Zu Johannessons Heldengalerie gehörte neben Hindenburg auch Erich Ludendorff. Als dieser an der Universität einen Vortrag hielt und mittendrin zusammenbrach, war Johannesson „tief“ berührt und „empfand warmes Mitgefühl mit dem Mann, auf dessen Schultern gleich Atlas die Erdkugel gelegen hatte“. Nichts sagt er zu ihm und Hindenburg als Militärdiktatoren der dritten Obersten Heeresleitung, in der beide ebenso die Verantwortung für den uneingeschränkten U-Boot-Krieg wie für die Kriegsverbrechen im Frühjahr 1917 trugen, als durch die Frontbegradigung an der Somme unter dem Deckwort „Alberichbewegung“ eine riesige Kulturlandschaft dem Erdboden gleichgemacht, alle Dörfer und Städte systematisch zerstört, die Bäume entwurzelt und etwa 150 000 Bewohner deportiert wurden – eine Verwüstungsorgie, weit über das hinausgehend, was zur Zeit in der Ukraine geschieht. Des Weiteren haben sie durch ihre „Siegfrieden“-Parolen und Annexionsforderungen den Krieg unnötigerweise und bis zur Erschöpfung aller Kräfte geführt, statt sich im Herbst 1917 zu einem Verständigungsfrieden bereit zu erklären. Auch Ludendorffs Beteiligung am Kapp-Lüttwitz-Putsch 1920 erwähnt Johannesson mit keiner Silbe. Seine Methode, die er in seinen „Erinnerungen“ und Reden anwandte, ist es, alles Unrühmliche, Unangenehme und Belastende dem Blick zu entziehen und mit gedanklichen Ausflügen in die Kriegsgeschichte der Antike zu garnieren bzw. zu umhegen. Auf diese Weise legt er dem Leser seine Sichtweise auf Personen oder historische Ereignisse nahe und versucht, ihn zu manipulieren. Über Hermann Göring schreibt er z.B. nur, dass ihm dessen „kleine, kurzen Finger“ nicht gefielen. Nichts über dessen Schandtaten oder Anklage als Hauptkriegsverbrecher in Nürnberg.

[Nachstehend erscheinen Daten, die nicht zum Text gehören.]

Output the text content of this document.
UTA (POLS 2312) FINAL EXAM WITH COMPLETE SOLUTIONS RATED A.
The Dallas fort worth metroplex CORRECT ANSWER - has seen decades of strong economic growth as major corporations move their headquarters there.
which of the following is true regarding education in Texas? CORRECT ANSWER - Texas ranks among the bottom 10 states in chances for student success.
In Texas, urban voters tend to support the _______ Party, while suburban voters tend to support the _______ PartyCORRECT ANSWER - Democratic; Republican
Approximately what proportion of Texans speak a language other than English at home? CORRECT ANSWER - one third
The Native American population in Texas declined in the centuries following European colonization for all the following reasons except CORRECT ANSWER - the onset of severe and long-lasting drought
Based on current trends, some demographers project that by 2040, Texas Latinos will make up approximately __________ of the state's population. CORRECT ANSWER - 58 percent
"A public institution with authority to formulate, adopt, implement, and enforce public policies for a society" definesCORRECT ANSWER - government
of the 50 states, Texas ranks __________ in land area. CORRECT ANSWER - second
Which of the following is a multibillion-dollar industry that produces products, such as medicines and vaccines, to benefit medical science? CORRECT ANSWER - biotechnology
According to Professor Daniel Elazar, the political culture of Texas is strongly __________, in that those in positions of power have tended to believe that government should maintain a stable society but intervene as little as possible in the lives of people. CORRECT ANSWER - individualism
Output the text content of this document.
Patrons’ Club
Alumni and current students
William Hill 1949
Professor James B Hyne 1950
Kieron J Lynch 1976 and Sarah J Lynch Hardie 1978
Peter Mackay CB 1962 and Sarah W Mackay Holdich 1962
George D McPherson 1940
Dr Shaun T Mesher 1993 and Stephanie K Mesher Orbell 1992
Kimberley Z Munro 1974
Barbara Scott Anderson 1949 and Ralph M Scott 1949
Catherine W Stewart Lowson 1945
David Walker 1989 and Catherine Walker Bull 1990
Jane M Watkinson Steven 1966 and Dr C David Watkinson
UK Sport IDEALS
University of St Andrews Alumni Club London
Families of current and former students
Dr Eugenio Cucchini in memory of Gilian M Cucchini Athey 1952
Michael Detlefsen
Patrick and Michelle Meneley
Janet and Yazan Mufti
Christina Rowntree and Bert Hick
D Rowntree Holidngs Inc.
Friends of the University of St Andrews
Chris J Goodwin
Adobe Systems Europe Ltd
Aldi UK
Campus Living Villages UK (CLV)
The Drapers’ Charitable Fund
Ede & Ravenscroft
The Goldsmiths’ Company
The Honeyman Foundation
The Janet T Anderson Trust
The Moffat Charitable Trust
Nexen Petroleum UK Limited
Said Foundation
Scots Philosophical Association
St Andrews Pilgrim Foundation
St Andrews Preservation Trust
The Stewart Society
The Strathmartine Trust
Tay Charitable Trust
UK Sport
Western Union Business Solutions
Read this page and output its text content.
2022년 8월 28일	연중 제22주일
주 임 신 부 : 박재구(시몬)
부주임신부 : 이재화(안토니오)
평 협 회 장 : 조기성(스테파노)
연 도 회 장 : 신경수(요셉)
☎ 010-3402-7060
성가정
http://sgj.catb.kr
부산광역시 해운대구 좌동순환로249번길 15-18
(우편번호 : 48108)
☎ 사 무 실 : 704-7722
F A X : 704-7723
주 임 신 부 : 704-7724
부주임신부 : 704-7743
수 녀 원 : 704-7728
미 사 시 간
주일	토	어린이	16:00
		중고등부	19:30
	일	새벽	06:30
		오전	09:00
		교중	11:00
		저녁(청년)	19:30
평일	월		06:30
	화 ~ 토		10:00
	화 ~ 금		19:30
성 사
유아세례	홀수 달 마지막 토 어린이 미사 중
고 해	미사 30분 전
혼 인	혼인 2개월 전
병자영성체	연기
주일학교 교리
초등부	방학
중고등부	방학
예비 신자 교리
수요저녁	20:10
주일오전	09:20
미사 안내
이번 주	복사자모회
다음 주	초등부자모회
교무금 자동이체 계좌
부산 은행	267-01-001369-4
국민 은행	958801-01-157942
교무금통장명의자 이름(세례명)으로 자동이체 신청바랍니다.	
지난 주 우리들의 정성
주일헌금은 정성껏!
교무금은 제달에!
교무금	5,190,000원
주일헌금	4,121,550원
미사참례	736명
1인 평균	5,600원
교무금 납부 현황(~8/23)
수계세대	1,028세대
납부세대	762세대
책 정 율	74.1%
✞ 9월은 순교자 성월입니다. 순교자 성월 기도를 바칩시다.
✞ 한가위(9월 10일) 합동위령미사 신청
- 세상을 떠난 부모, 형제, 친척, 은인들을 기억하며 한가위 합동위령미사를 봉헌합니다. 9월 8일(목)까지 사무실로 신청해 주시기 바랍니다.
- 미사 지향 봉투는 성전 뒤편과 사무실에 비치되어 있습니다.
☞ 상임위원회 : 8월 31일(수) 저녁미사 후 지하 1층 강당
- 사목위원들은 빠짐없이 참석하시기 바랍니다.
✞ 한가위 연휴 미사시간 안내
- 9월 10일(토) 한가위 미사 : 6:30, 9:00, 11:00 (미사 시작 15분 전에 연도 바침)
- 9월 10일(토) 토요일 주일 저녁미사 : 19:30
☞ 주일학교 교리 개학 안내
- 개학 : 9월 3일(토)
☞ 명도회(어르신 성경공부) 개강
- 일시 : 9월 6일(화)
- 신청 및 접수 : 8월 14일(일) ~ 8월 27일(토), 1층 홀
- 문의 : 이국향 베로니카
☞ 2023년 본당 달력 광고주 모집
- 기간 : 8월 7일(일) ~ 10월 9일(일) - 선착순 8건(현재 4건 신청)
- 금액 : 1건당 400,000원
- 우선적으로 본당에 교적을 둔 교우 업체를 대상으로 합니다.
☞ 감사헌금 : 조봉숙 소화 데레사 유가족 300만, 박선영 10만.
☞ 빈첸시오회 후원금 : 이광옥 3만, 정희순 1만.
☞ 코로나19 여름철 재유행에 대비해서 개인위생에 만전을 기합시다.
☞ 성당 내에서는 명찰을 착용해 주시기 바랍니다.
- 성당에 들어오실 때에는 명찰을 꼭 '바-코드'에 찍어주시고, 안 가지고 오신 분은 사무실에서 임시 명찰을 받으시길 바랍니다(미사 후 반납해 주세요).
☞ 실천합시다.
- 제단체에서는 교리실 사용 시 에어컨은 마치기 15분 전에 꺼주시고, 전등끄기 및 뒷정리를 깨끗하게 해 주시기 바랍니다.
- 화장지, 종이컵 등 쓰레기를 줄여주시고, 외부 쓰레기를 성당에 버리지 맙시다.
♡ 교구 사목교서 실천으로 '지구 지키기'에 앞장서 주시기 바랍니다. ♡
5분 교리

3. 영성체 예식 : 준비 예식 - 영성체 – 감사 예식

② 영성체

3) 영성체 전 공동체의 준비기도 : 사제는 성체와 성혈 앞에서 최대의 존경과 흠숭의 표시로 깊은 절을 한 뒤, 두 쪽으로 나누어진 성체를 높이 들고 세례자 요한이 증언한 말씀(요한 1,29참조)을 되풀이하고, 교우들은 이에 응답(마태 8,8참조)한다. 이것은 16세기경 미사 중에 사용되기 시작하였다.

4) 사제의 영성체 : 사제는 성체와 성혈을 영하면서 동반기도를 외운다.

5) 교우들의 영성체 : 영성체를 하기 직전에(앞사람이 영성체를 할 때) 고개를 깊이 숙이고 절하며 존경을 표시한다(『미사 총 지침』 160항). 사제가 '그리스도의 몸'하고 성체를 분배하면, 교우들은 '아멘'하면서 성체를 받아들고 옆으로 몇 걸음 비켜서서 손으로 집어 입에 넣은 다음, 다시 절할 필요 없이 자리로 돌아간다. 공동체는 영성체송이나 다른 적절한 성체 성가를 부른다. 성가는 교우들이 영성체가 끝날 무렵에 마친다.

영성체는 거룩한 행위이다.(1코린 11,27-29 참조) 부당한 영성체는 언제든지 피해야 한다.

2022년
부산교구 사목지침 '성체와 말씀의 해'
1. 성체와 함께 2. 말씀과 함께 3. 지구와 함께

Ähnlich geht er mit Eduard Dietl um, Kommandeur von Gebirgsjägertruppen, den er als Held von Narvik darbietet, dessen Nähe zu Hitler als „Geburtshelfer des Dritten Reiches“ er ebenso weglässt wie dessen Würdigung durch Hitler im Tagesbefehl der Wehrmacht vom 1. Juli 1944: „Als fanatischer Nationalsozialist hat sich Generaloberst Dietl in unwandelbarer Treue und leidenschaftlichem Glauben seit Beginn des Kampfes unserer Bewegung für das Großdeutsche Reich persönlich eingesetzt.“ Erich von Manstein, Befehlshaber von Armeen und Heeresgruppen gerinnt zum genialen Strategen, makellosen Heerführer und Kriegshelden. Von dessen Kriegsverbrechen erfährt der Leser nichts etc. etc.

Seit Herbst 1932 Kommandant des Torpedobootes T 190, begrüßte Johannesson das NS-Regime als „Auferstehung Deutschlands“ – ein Zugeständnis, das ihn nichts kostet, haben es doch viele Militärs auch so gesehen. Mit der Darstellung seiner eigenen Haltung geht er gleichfalls reinwaschend um und vermittelt so von sich das Bild eines „Saubermannes“. Seit 1934 in der Abwehrabteilung des Reichswehrministeriums, übernahm er später die Leitung der Sabotage- und Spionageabwehr der in Salamanca stationierten „Legion Condor“. Für seinen Einsatz bei der Unterstützung der Franco-Putschisten erhielt er das von Hitler gestiftete „Spanienkreuz“ in Silber. Einer der Schwerpunkte der Spionageabwehr war die Verfolgung der in den Internationalen Brigaden gegen Franco kämpfenden Deutschen. Nichts erfährt der Leser über die Vereinbarung mit der spanischen Militärpolizei, die Gefangenen an die Geheime Feldpolizei auszuliefern. Einige von ihnen sind nach grausamen Verhören bereits in Spanien ermordet, die meisten ins Reich verschleppt und in Konzentrationslager gesperrt worden.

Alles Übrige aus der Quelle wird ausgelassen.